Loosely speaking, there is something that superficially resembles an obligation, but there has been no structural presence of a protocol supporting organization on the ICANN Board since December, 2002, only non-voting liaisons, and up until the recent moment, NOMCOM selected voting members with general technical competencies, now more weighted to competencies other than technical. So organic to ICANN's decision making process, no such general obligation exists or is latent. Organic to its By-Laws, there is an obligation to consider advice from the GAC, could you point to an obligation to consider advice from any other body?

One could point to the "Standards" language in ICANN's various "Mission" documents and the IETF's "Standards Track" document series, but that does involve a significant passage of time, and timeliness appears to be relevant, and it is not clear that an enforceable contractual obligation arises from "mission" and "purpose" language.

The UniCadettes' TR46 is a "IDNA2008 Considered Harmful" document, not that I think it the best thinking on the subject, and it is hardly a secret that directionality leakage across label separators is a feature not desired, and ... There are major objections, such as TR46, and moderate objections such as the directionality properties of "." and non-separator repertoire character properties, which vary from minor nits to moderate (fixable) objections, such as those which rfc4317 addressed.

  The IETF is about protocol, and all this
document is trying to do -- and it is explicit about this -- is to
relax (carefully) a restriction that may or may not have been
understood somewhere as a protocol restriction.

Intent is good. Details matter. i's and t's.

That one was surfaced at the Mexico ICANN, with some bright young thing
dreaming of ".4u", presenting at least two problems in presumed policy
land.

Note that .4u is still simply not allowed by RFC 1123 or by this
draft.  That is an all-ASCII label, not a U-label, and it is not
alphabetic.  Therefore, not allowed.  ...

I've written a separate note on those issues.

... If someone at ICANN wants to
change that, s/he will need to write a draft.

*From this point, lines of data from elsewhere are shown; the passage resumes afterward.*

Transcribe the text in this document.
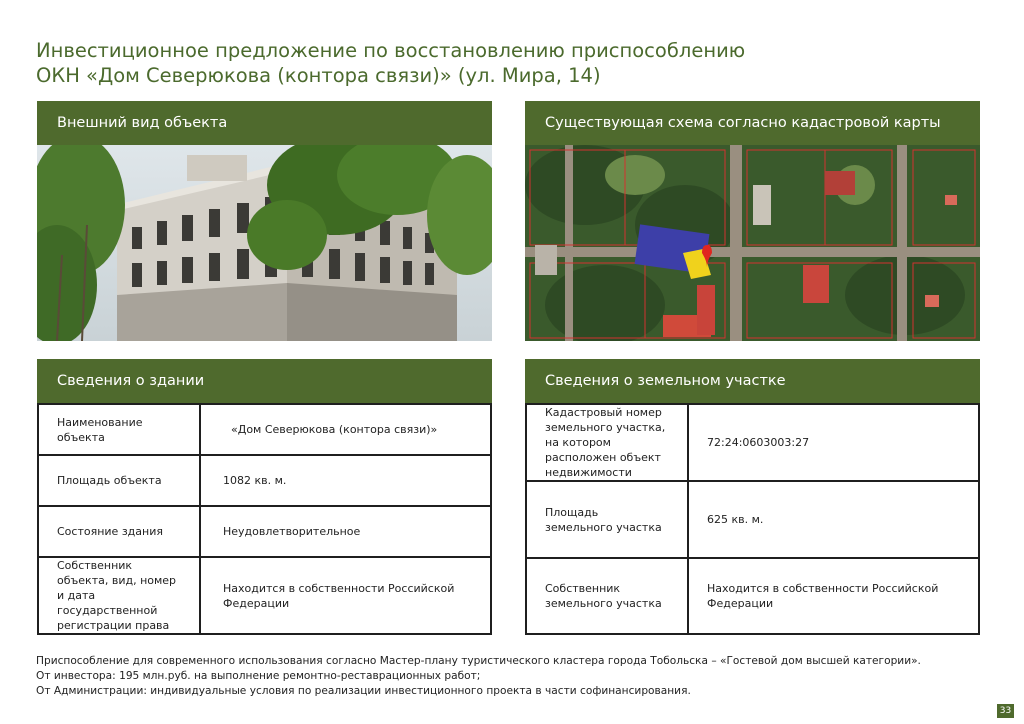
Инвестиционное предложение по восстановлению приспособлению
ОКН «Дом Северюкова (контора связи)» (ул. Мира, 14)
Внешний вид объекта	Существующая схема согласно кадастровой карты
Сведения о здании
Наименование объекта	«Дом Северюкова (контора связи)»
Площадь объекта	1082 кв. м.
Состояние здания	Неудовлетворительное
Собственник объекта, вид, номер и дата государственной регистрации права	Находится в собственности Российской Федерации
Сведения о земельном участке
Кадастровый номер земельного участка, на котором расположен объект недвижимости	72:24:0603003:27
Площадь земельного участка	625 кв. м.
Собственник земельного участка	Находится в собственности Российской Федерации
Приспособление для современного использования согласно Мастер-плану туристического кластера города Тобольска – «Гостевой дом высшей категории».
От инвестора: 195 млн.руб. на выполнение ремонтно-реставрационных работ;
От Администрации: индивидуальные условия по реализации инвестиционного проекта в части софинансирования.
33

There's not that large a qualified labor pool there to author such a document, and there may be non-technical impediments to ordinary contributions as we know them, a property more generally true than I'd like -- I still recall one exit interview marked by reference to a I-D I'd written on parallelism, file systems, and name spaces.

... Or, of course, ignore
the RFCs published by the IETF.  I'm sure the people at the ITU would be
happy with that latter outcome.

There are a lot of RFCs that are ignored, as is the ITU-T. These are not relevant to the issues at hand. I think your final line falls under the heading "rhetorical excess" and is best ignored.